129 Views Asked by At

Question 1 - Generate 200 data points from the random variable $X \sim exp(2)$, and construct a 95% CI for the functional $\theta=E[e^{X}]$.

My R code is as follows:

x <- rexp(200, rate=1/2)
theta.hat <- mean(exp(x))
sigma.hat <- sd(exp(x))
error <- qnorm(0.975)*sigma.hat/sqrt(200)
left <- theta.hat-error
right <- theta.hat+error

Then (left,right) is a 95% confidence interval for $\theta$. Is this confidence interval correct?
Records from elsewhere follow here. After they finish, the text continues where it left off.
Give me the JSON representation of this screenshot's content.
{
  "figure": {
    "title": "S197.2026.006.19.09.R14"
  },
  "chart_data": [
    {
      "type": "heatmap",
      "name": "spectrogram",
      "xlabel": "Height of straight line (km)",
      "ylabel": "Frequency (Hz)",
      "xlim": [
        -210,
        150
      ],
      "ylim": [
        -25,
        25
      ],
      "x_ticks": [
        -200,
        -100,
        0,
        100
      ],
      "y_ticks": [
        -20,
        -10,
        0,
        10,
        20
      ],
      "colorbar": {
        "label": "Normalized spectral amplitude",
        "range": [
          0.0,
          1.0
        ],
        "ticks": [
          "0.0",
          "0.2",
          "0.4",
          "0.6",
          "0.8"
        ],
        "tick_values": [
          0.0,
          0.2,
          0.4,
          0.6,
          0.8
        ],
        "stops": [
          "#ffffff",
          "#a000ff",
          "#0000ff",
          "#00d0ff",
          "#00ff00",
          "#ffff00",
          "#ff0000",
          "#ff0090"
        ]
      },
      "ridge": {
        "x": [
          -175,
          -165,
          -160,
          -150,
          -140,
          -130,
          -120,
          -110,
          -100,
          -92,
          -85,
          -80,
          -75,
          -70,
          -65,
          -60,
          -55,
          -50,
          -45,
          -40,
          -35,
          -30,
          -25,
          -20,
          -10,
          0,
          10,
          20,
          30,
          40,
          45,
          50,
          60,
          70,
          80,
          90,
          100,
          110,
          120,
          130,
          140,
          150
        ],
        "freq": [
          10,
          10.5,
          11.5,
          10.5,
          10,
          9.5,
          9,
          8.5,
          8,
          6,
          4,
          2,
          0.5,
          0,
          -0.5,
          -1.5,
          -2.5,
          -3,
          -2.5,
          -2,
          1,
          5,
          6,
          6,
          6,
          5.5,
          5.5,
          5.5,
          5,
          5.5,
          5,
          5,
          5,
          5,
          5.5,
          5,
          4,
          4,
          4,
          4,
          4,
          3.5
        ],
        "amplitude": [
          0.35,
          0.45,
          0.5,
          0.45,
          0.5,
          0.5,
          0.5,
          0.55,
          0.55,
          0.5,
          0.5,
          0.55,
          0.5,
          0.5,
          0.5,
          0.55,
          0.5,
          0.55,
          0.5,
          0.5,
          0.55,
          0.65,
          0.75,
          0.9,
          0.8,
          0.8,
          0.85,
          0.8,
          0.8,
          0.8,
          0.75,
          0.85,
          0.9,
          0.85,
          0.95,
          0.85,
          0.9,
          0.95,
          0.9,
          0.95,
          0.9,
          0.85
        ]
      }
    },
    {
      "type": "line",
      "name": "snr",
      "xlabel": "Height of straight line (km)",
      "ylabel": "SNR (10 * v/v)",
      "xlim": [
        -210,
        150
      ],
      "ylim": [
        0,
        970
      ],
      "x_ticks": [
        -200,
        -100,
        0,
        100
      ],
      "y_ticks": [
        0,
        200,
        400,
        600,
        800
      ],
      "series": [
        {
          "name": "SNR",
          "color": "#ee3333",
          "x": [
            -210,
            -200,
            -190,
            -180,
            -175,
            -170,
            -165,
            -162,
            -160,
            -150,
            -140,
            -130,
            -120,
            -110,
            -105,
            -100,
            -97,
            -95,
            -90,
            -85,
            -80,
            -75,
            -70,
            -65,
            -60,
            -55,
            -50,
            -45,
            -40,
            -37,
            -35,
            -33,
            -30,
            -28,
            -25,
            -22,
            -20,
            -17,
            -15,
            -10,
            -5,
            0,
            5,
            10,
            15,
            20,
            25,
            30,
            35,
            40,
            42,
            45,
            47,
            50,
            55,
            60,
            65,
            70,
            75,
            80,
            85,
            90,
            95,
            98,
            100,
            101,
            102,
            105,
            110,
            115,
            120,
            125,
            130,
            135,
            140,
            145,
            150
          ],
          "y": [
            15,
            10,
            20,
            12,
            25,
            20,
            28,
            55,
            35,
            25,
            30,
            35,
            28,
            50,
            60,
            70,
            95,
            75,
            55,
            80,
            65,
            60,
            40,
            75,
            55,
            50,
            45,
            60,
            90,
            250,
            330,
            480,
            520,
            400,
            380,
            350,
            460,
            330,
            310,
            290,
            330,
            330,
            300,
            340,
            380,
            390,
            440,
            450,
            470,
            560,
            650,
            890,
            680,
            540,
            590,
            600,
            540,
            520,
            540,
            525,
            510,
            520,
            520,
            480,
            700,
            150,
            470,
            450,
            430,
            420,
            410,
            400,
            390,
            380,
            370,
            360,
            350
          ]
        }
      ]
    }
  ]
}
Question 2 - Make a simulation with N=1000 data samples to check what the confidence intervals covering probability is.

My R code is as follows:

N <- 1000
count <- 0
          for(i in (1:N)){
            x <- rexp(200,rate=1/2)
            theta.hat <- mean(exp(x))
            sigma.hat <- sd(exp(x))
            error <- qnorm(0.975)*sigma.hat/sqrt(200)
            left <- theta.hat-error
            right <- theta.hat+error
            count <- count+as.double(left<=2 & 2<=right)}
count/N

However after running the code a few times count/N returns values $\approx 0.76$. I was expecting values $\approx 0.95$? Have I made a mistake or am I missing something?

1

There are 1 best solutions below

2
On

I don't know if this is exactly what you're looking for but it might help you understanding what is going on.

You could get a $95\%$ confidence interval in three different ways:
(1) Monte Carlo
(2) Calculate the distribution of $e^X$ and the distribution of the mean of $e^X$
(3) Central Limit Theorem

You used the third one in question 1. However, as Ian noted, the variance is not finite. In that case, you cannot use it because, well, the variance is infinite. Moreover, you estimated the variance with the sample variance but, in general, it is better if you could plug in the actual variance there if you know how to calculate that one. Furthermore, you found out in Question 2 that the covering probability is not close to $.95$ and this is thus due to the statistical error that is introduced when the Central Limit Theorem is used.

I haven't tried the second method here and I don't know whether it is possible to do it exactly (I don't think it is, to be honest). But in general this might be useful if, for example, when the mean is distributed according to a known distribution (such that you can calculate the parameters).

Last but definitely not least, you can always approximate the distribution of the mean of $e^X$ using Monte Carlo methods, which is the first option I gave and essentially your solution is Question 2.

I hope this is what you're looking for. If some details are unclear, feel free to comment!